BitMine’s 10-Q Shows a $3.8B Quarterly Loss as Its Ether Treasury Expands
BitMine Immersion Technologies reported a $3.82 billion net loss for the quarter ended Feb. 28 in a 10-Q filed Tuesday, offering a stark look at how volatile public crypto treasury accounting has become when large ether positions are marked to market each quarter.
The filing shows BitMine generated $11.0 million in quarterly revenue, with $10.2 million coming from staking and just $219,000 from self-mining. Operating expenses were dominated by a $3.78 billion unrealized loss on digital asset holdings, while general and administrative expenses reached $75.0 million.
BitMine also kept scaling its balance sheet aggressively. Shares outstanding rose to 493.9 million from 232.3 million at Aug. 31, and additional paid-in capital climbed to $18.55 billion from $8.36 billion. At quarter end, the company reported $8.81 billion in digital assets and $879.6 million in cash and cash equivalents.

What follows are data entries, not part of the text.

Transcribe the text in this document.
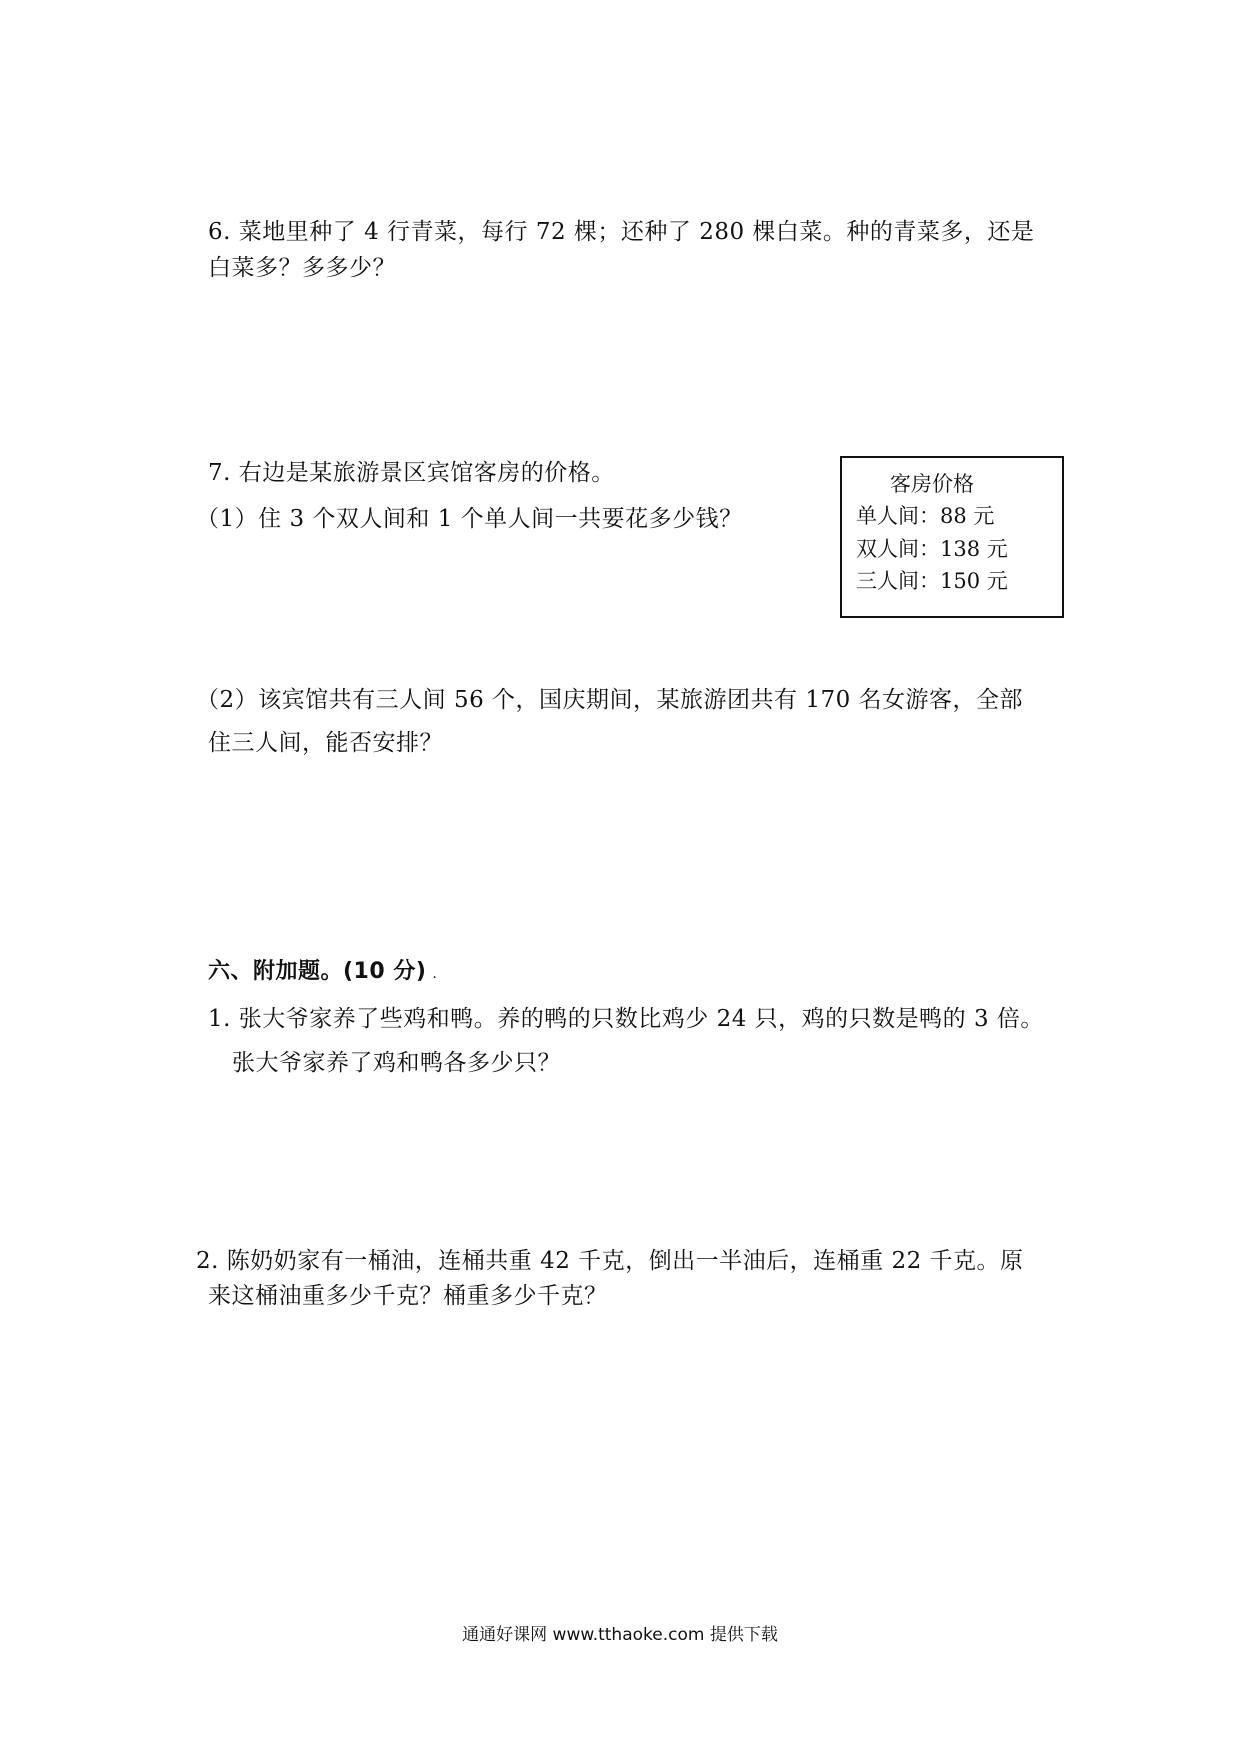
6. 菜地里种了 4 行青菜，每行 72 棵；还种了 280 棵白菜。种的青菜多，还是
白菜多？多多少？
7. 右边是某旅游景区宾馆客房的价格。
（1）住 3 个双人间和 1 个单人间一共要花多少钱？
客房价格
单人间：88 元
双人间：138 元
三人间：150 元
（2）该宾馆共有三人间 56 个，国庆期间，某旅游团共有 170 名女游客，全部
住三人间，能否安排？
六、附加题。(10 分) .
1. 张大爷家养了些鸡和鸭。养的鸭的只数比鸡少 24 只，鸡的只数是鸭的 3 倍。
张大爷家养了鸡和鸭各多少只？
2. 陈奶奶家有一桶油，连桶共重 42 千克，倒出一半油后，连桶重 22 千克。原
来这桶油重多少千克？桶重多少千克？
通通好课网 www.tthaoke.com 提供下载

A separate April 13 exhibit filed with an 8-K said BitMine held 4,874,858 ETH as of April 12 at an average purchase price of $2,206 per token, with 3,334,637 ETH staked through MAVAN and its staking partners. That suggests the company continued adding ether after the quarter closed.
Taken together, the filings show BitMine’s pivot away from mining and toward an ETH treasury plus staking model is still accelerating, but they also show how quickly paper gains and losses can overwhelm operating results for publicly traded crypto balance sheets.